Last year, Mohamed Hadid, who is the ex-husband of The Real Housewives of Beverly Hills alum Yolanda Hadid and father of her supermodel children Gigi, Bella and Anwar Hadid, majorly downsized his life. He sold his unreal Bel Air estate (seen in J-Lo's opulent "Dinero" video and in early seasons of RHOBH) for $56 million and moved to a much more modest $4.5 million home in the Beverly Hills Post Office neighborhood.

For years, Mohamed was also building a massive glass house on a 30,000-square-foot property in Bel Air that came to be known as the Starship Enterprise for its Star Trek-esque flamboyance. The project, which began in 2011 with the hopes of becoming a $100 million estate to sell, has been fraught with legal challenges that are becoming increasingly more contentious. In 2017, he pleaded no contest to misdemeanor charges filed against him by the city two years earlier for failing to secure proper permits and ignoring city safety and building department orders. Last year, neighbors brought a civil suit alleging that the construction endangered their properties by weakening the hillside on which the Starship Enterprise sits.

Mohamed was ordered to tear down the Starship, but can no longer afford the $500,000 needed to complete the process, his lawyer told a Santa Monica court on November 13. That didn't sit well with Ariel Neuman, a lawyer representing his neighbors.

“It’s amazing to me because he just bought a multi-million home in Beverly Hills,” Neuman said in court, according to Daily Mail. “We don’t accept this explanation. We don’t accept Mr. Hadid’s word for anything.”

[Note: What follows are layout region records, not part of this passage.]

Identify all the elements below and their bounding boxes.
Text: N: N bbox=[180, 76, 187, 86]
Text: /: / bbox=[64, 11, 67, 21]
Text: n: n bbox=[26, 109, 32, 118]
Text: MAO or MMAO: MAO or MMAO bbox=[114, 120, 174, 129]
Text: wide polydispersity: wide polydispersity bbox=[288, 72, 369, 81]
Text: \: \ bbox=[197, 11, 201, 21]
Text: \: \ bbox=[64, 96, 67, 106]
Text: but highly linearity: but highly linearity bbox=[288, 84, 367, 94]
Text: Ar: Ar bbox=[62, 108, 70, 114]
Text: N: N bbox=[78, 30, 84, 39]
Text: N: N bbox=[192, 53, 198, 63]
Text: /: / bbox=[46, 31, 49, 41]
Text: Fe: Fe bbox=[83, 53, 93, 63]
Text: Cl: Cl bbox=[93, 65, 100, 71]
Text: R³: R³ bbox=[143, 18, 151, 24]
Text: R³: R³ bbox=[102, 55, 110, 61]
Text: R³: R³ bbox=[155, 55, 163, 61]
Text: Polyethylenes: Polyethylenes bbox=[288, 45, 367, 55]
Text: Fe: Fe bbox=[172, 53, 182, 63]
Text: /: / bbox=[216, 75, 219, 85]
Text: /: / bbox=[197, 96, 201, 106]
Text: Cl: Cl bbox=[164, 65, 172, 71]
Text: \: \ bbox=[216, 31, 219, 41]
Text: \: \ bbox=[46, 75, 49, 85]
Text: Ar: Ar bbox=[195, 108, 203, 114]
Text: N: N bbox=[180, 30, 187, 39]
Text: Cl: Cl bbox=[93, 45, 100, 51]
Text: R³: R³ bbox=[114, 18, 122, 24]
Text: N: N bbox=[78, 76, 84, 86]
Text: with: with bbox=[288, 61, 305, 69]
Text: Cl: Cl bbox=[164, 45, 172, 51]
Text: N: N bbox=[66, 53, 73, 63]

After surveying the construction site personally, L.A. Superior Court Judge Craig Karlan told the court that he has safety concerns.

“If these piles failed and if this house came down the hill, I am positive in my mind that it would inflict severe damage on the properties below, if not destroy them,” Karlan said. “Are these piles structurally safe? What would happen if there was a 6.0 earthquake?”

Daily Mail reported that the civil hearing will be continued on November 20, "when he'll decide if a receiver should be appointed to supervise demolition of the house."

The next hearing for the criminal case, which is expected to rule on whether to go ahead with the city motion to demolish the home completely by April 1, will take place on December 13.